3. (20 points) Now optimize your code for minimum size. This time, do absolutely anything you can think of to make the code as small as possible. How large is it? How fast is it? The resulting optimized code is typically very similar to a naive compilation
   Hmmm.... I'm not getting any brainstorms to shrink it past the second "unoptimized" solution...
4. (30 points) Finally, optimize your code for a compromise between speed and size on a dual-pipeline superscalar MIPS, as shown on pages 511 through 514 (use the book version, not my lecture version, since the book version is easier to look up details on). Also as on page 513, you should assume a delayed branch this time. How big is your code? How fast? Note that this last one won't have a unique correct answer; as you found in the previous parts of the problem, you can trade off space vs. time, and I've deliberately not told you exactly how to trade (all the same, a minimum-size answer will likely lose points for being slow, and a minimum-time answer will likely lose points for being big).
   I'll write this down so we can see what's going down which pipeline. Hmmm.... just to give another example of different approaches, I'll unroll two iterations of the loop. Since I'm using pointers into the string array, running the array backwards won't help.
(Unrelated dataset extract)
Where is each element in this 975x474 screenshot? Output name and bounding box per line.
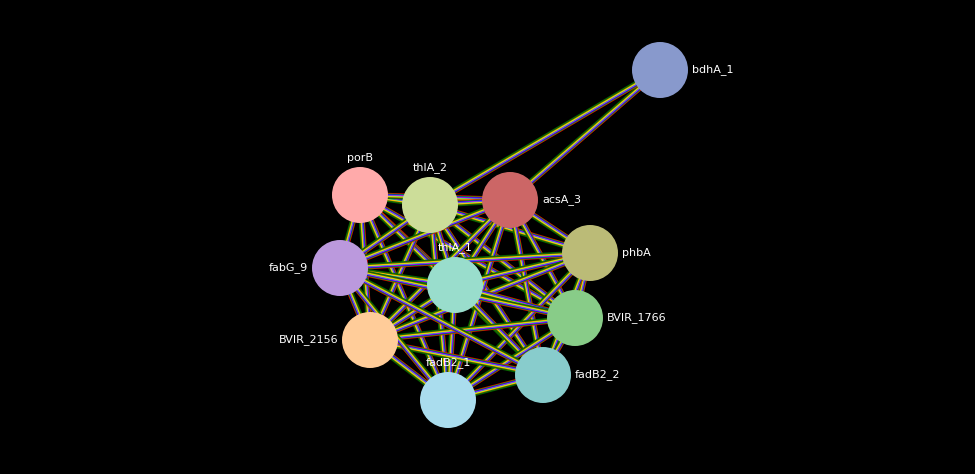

         add  $t1, $zero, $zero                                  # init checksum
   
         lui  $t2, high(string)                                  # pointer to string
         addi $t2, low(string)
   
         lui   $t3, high(table)                                  # get pointer to table
         addi  $t3, low(table)
   
         addi  $t4, $t2, 100                                     # pointer past end of string
   	  
         addi  $t7, $zero, 0                                     # so we can add them on the first iteration
         addi  $t8, $zero, 0
   
   loop  add   $t1, $t1, $t7         lbu   $t5, 0($t4)           # checksum from last iteration; get string[i]
         add   $t1, $t1, $t8         lbu   $t6, 1($t4)           # checksum from last iteration; get string[i+1]
         sll   $t5, $t5, 2
         add   $t5, $t3, $t5
         sll   $t6, $t6, 2           lw    $t7, 0($t5)           # table[string[i]]
         add   $t6, $t3, $t6
         addi  $t4, $t4,  2          lw    $t8, 0($t6)           # table[string[i+1]]
         slt   $t9, $t4, $t2
         bne   $t9, $zero, loop
   
         add   $t1, $t1, $t7                                     # checksum from last iteration
         add   $t1, $t1, $t8
   
         andi  $t1, $t1, 255                                     # modulus
         

   Assuming we don't actually need to put no-ops in the code to force the instructions into the correct pipelines, this is 24 instructions or 96 bytes. Filling the pipe takes 4 cycles, then 8 cycles for the preamble, (50 * 10)-1 = 499 for the loop (remember, there is a one-cycle stall every iteration but the last), and three cycles for the cleanup code at the end for a total of 506 cycles. It's a pretty extraordinary coincidence that I got the number of cycles for this solution as my full-speed non-superscalar. How much better to you suppose it could be if either pipe could do arithmetic?